TAORMINA- I conti non tornano a Taormina Arte. C’è chi sostiene che i debiti accumulati dall’ente culturale ammontano a 4 milioni e mezzo di euro e chi, come l’assessore regionale Cleo Li Calzi che con i contenziosi il debito complessivo è arrivato a sfiorare i 7 milioni di euro. Il sindaco e presidente del Comitato, Eligio Giardina, non nega l’allarmante situazione economica dell’ente culturale. «I debiti a Taormina Arte sono stati fatti – ha detto Giardina – Non è compito mio capire chi li ha fatti ma certamente ci sono. Io so soltanto che da quando sono arrivato il contributo regionale è sceso da 3 milioni e mezzo a 700 mila euro all’anno.  Qualche piccolo debito è stato fatto anche l’anno scorso- continua il primo cittadino-  ma i 7 milioni non sono da addebitare  all’attuale Comitato.
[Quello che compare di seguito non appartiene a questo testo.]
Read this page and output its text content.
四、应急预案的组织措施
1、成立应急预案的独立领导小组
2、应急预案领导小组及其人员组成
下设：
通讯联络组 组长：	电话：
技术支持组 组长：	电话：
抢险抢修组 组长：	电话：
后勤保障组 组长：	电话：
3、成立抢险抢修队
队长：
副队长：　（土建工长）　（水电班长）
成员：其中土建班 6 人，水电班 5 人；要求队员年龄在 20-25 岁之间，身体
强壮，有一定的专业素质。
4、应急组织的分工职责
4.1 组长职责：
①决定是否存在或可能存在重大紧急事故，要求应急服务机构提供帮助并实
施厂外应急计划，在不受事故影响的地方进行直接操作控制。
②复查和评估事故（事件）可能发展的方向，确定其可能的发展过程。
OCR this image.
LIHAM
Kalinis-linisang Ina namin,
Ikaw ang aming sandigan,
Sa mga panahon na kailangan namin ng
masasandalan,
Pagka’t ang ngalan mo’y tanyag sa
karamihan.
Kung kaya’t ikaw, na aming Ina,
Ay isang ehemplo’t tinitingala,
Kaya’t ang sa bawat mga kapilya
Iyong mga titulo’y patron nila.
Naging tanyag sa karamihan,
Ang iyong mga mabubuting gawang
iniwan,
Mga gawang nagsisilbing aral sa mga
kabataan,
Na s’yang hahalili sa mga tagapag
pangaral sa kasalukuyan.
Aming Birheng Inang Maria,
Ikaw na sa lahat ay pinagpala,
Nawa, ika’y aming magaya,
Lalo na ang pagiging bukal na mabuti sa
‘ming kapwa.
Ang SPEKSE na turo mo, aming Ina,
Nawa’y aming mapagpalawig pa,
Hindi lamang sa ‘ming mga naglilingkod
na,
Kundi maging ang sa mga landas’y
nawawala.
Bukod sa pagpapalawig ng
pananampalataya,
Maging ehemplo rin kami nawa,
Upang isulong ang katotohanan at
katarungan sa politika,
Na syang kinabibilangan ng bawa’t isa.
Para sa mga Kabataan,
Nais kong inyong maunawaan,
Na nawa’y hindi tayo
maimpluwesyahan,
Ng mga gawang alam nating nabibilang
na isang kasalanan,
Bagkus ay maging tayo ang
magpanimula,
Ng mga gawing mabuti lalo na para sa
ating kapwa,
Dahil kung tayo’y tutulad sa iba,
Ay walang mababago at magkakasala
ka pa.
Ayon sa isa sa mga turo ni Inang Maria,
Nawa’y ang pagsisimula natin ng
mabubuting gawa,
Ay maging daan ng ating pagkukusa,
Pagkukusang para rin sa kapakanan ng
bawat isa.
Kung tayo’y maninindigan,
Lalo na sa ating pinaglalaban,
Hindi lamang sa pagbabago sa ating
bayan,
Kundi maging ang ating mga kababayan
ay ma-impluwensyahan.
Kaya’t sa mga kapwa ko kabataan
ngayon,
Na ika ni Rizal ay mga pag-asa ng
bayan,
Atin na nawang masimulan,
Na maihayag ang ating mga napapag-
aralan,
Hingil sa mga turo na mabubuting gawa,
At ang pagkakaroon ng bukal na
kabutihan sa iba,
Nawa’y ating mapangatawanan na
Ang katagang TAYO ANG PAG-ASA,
I debiti contratti nel passato andranno onorati e chiederò che vengano rateizzati e spalmati in un arco di tempo di dieci anni o almeno sette». Giardina propone come soluzione per dare un minimo di respiro alle casse di TaoArte di utilizzare parte del 30% dei proventi del Teatro antico che spettano alla città. Nelle scorse ore il sindaco Giardina ha incontrato Marcello Giacone, capo della segreteria tecnica dell’assessore regionale Li Calzi e appena nominato commissario ad acta per la Fondazione. Le parti hanno fatto il punto dandosi appuntamento nei prossimi giorni per portare avanti l’iter procedurale finalizzato a salvare Taormina Arte trasformandola in Fondazione. Un percorso in salita costellato da scelte impopolari, non da ultima quella dello scorso anno quando si era deciso di non aprire a partner privati che attraverso un progetto sostenuto dall’allora assessore Michela Stancheris si erano fatti avanti per risanare e rilanciare TaoArte. E mentre si cercano soluzioni per saldare il debito che secondo la Regione sembra essere lievitato a 7 milioni di euro rimane la preoccupante situazione dei lavoratori, bloccati in un limbo senza stipendio ormai da parecchi mesi.